Il pensiero di Giambattista Vico dentro un’antica massima napoletana!

Giambattista Vico
Giambattista Vico

Un’antica massima napoletana contiene la filosofia di Giambattista Vico (ma anche di Kant e di Cartesio)

La ‘cartolina’ 

Su una cartolina comprata su una bancarella al centro storico c’è scritto: «Vuless’, putess’ e facess’ erano tre fess’». Assieme al sorriso, la prima cosa che queste parole mi hanno suscitato è stata la grandezza del pensiero di Giambattista Vico. Chi ha scritto quella massima voleva portare a riflettere sull’inutilità del pensiero che non si traduce in azione. A me ha fatto venire in mente la ‘potenza pratica’ del succo del pensiero vichiano: «Verum est ipsum factum». È realmente vero, appartiene ad una ontologia del reale soltanto ciò che è prodotto da noi esseri umani, non ciò che è pensato. Attenzione, però. Anche il pensiero è ‘reale’: è potentemente reale il ‘materiale immaginifico’ del pensiero, ma non il suo oggetto in quanto costruzione astratta!
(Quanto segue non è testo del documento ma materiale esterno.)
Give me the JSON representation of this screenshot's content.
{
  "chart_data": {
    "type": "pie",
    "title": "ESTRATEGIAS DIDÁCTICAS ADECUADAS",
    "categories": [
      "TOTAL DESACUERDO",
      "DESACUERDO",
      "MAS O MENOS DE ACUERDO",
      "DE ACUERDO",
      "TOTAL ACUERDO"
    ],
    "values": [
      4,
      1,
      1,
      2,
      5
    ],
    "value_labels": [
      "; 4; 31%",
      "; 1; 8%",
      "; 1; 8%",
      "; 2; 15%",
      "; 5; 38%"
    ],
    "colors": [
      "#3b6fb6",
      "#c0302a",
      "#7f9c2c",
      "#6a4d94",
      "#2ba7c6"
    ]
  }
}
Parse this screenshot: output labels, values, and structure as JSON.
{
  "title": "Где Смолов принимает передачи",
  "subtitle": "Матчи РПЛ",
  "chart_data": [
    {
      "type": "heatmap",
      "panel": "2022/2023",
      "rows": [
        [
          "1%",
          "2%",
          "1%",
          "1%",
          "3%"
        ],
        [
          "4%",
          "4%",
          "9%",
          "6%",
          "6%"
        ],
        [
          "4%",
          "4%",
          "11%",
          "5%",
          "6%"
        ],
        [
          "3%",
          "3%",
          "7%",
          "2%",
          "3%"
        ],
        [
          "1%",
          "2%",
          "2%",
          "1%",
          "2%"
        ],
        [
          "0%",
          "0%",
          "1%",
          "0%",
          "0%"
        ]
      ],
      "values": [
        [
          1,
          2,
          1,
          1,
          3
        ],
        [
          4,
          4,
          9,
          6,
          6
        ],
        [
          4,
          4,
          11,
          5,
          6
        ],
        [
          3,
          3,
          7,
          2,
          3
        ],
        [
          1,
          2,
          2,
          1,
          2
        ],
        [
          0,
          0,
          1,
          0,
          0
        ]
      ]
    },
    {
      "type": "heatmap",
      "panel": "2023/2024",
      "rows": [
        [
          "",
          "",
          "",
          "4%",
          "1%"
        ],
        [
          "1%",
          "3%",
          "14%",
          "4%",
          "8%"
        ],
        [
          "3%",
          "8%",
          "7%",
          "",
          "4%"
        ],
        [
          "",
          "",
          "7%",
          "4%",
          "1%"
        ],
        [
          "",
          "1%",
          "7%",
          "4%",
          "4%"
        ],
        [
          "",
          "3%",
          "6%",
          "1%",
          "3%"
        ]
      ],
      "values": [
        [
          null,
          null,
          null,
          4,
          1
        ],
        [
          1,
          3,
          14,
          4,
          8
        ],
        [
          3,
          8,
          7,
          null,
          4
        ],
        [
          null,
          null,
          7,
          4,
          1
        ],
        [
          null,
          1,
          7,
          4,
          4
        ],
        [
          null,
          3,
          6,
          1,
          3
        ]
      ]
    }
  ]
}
Insomma, tutto ciò che è ‘metafisica’, come più tardi dirà Kant in modo superlativo, è pura astrazione. Solo la ‘storia’, a questo punto, diventa oggetto della scienza, perché la storia è il succedersi degli ‘affari umani’, delle azioni, dei ‘commerci’ di affetti e di sentimenti, delle guerre, dell’incontro dell’essere umano con i suoi simili in ogni forma e tipologia.

Il ‘fatto’ è scienza e verità

Giambattista VicoL’unico ‘vero’, dunque, è il ‘fatto’: ‘ciò che abbiamo fatto’, costruito, nelle nostre vite; anche la ‘res cogitans’ (direbbe Cartesio), cioè il pensiero concretamente affacciatosi alla mente, concretamente illuminante, è una ‘res’ – appunto – , dunque è ‘reale’ (reale viene proprio da ‘res’), ma solo in quanto sostanza del pensiero, non come oggetto. Insomma, è un ‘fatto’ certo il fatto (curioso gioco di parole!) che io stia pensando ad una casa immaginaria in una foresta, ma non è un ‘fatto’ la casa stessa che è nel pensiero. Solo ciò che dunque noi esseri umani possiamo rivendicare come ‘fatto da noi’, avvenuto in noi, è scienza e verità. E questa è la Storia, che è storia di azioni e di pensieri, di lotte e di rivendicazioni che partono da nuovi e rivoluzionari pensieri, di incontri e scontri tra gli esseri umani spesso derivanti proprio dalla diversità delle idee, che in questo senso sono un ‘motus’ concretissimo di storia. È un orgoglio pensare che questo gigante del pensiero, Giambattista Vico, sia un napoletano. Forse questo ‘pensiero’ della storia come unica concretezza scientifica gli sarà venuto mentre era immerso nei pensieri più profondi, e qualche ‘voce di Napoli’ (magari un venditore di qualcosa che alluccava per presentare la sua merce) lo ha risvegliato, ricordandogli che l’unica cosa reale era la vita che gli scorreva attorno.

Riflettere ‘con mente pura’

È un grande orgoglio il fatto che sia stato un napoletano a compiere questa ‘svolta’ epocale nel modo di avvertire il senso stesso della filosofia. Dopo Giordano Bruno, da Napoli arrivava un altro scossone costruttivo per la tradizione filosofica europea. Vico – forse poeta come tutti i napoletani – così descriveva il corso della storia, da punto di vista dell’uomo: «Gli uomini dapprima sentono senza avvertire, dappoi avvertiscono con animo perturbato e commosso, finalmente riflettono con mente pura». Così, poeticamente, il napoletano Vico descriveva i passaggi dell’umanità attraverso i vari stadi della sua evoluzione. Dall’istinto alla sapienza intuitiva, fino alla ragione filosofica. Poeticamente.